Bisnis.com, JAKARTA — Wakil Ketua Kamar Dagang dan Industri Bidang Hubungan Internasional Shinta Kamdani memperkirakan kemitraan ekonomi komprehensif Indonesia dengan Uni Emirat Arab (UAE) belum mampu mengerek kenaikan indeks manufaktur dalam negeri.
Shinta beralasan perundingan dagang dengan UEA itu belum rampung dinegosiasikan. Perundingan dagang itu, kata Shinta, hanya akan memberikan kepercayaan pelaku usaha untuk mengeksplorasi potensi pasar kedua negara.
“Karena itu, kita tidak bisa melihat bagaimana dampaknya terhadap PMI [purchasing manager index] dalam jangka pendek hingga akhir tahun,” kata Shinta melalui keterangan tertulis, Rabu (1/9/2021).
Apalagi, Shinta menambahkan porsi industri manufaktur nasional yang mengekspor ke UEA relatif terbatas. Kendati demikian, dia menegaskan Kadin menilai positif inisiatif negosiasi putaran pertama tersebut.

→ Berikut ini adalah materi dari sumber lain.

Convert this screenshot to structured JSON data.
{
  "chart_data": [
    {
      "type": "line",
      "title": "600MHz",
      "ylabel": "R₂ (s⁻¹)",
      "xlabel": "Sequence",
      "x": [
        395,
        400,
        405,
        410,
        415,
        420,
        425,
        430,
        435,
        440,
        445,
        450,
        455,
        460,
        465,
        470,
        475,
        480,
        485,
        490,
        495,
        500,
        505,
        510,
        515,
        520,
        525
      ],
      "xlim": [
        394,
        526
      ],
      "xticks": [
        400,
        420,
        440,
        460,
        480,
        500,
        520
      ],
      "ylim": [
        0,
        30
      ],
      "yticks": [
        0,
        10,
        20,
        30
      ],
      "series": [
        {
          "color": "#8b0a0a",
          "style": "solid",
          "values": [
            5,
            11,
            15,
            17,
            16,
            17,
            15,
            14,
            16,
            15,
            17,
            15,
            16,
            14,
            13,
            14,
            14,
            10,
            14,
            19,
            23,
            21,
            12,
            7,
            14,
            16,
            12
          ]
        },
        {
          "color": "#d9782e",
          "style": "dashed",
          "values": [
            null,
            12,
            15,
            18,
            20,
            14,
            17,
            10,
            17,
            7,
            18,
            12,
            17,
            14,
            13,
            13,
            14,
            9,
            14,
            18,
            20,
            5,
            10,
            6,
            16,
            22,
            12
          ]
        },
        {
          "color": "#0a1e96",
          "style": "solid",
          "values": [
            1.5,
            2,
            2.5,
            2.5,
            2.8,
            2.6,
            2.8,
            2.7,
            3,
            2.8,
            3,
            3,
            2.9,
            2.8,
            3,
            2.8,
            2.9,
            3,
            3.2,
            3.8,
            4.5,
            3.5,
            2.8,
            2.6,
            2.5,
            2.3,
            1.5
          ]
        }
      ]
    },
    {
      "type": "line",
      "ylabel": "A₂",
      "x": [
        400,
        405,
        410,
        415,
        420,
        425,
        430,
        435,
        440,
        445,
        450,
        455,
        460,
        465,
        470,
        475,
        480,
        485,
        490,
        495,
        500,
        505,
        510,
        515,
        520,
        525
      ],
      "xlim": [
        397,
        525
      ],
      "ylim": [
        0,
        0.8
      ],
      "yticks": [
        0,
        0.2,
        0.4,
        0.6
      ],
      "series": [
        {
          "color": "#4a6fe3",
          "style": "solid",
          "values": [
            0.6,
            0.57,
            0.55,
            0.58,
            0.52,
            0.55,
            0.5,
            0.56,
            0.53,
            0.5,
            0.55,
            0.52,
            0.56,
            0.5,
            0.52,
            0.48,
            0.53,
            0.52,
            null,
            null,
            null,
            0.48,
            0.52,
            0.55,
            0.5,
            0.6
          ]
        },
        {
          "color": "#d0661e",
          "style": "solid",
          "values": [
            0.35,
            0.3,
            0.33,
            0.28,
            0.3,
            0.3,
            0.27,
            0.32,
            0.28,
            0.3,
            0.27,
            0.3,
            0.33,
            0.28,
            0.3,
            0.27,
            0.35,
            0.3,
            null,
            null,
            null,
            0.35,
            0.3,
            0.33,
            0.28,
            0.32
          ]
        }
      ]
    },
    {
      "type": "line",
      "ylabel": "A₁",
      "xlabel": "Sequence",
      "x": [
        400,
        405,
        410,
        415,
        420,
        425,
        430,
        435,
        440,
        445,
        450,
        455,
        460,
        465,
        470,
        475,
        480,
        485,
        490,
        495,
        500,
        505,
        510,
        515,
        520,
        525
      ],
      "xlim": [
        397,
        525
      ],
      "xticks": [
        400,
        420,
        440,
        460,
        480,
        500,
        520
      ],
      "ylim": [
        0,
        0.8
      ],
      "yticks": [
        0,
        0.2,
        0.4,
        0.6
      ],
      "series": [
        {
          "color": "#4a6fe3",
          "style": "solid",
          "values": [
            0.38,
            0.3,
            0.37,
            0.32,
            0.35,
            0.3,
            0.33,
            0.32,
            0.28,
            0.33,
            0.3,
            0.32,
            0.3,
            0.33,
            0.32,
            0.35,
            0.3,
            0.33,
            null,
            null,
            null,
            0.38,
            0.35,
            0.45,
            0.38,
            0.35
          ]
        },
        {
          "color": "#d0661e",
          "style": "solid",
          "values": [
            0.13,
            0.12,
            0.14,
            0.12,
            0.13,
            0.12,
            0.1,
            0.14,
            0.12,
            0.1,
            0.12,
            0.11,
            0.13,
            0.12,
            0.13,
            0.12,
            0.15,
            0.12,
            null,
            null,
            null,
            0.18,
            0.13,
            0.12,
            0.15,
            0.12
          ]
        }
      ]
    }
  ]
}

“Kami harapkan dapat meningkatkan minat pelaku usaha nasional untuk melakukan ekspansi ekspor ke UAE sekaligus meningkatkan confidence calon investor dari UAE untuk berinvestasi di Indonesia dalam jangka pendek,” kata dia.
Menyitir data Badan Pusat Statistik (BPS) yang diolah otoritas perdagangan, nilai perdagangan Indonesia dan UEA per semester I/2021 mencapai US$1,86 miliar.
Pada periode tersebut, ekspor Indonesia ke UAE tercatat sebesar US$0,85 miliar. Impor Indonesia dari UEA tercatat sebesar US$1 miliar.
Adapun, komoditas ekspor utama Indonesia ke UAE mencakup minyak sawit, perhiasan, tabung dan pipa besi, mobil dan kendaraan bermotor, serta kain tenun sintetis.
Sebaliknya, komoditas impor utama Indonesia dari UAE di antaranya produk setengah jadi besi atau baja, hidrokarbon acyclic, aluminium tidak ditempa, logam mulia koloid, dan polimer propilena.
Sementara itu, total perdagangan Indonesia–UAE pada 2020 tercatat sebesar US$2,93 miliar. Total ekspor Indonesia ke UEA pada 2020 senilai US$1,24 miliar, sedangkan impor Indonesia dari UEA tercatat senilai US$1,68 miliar.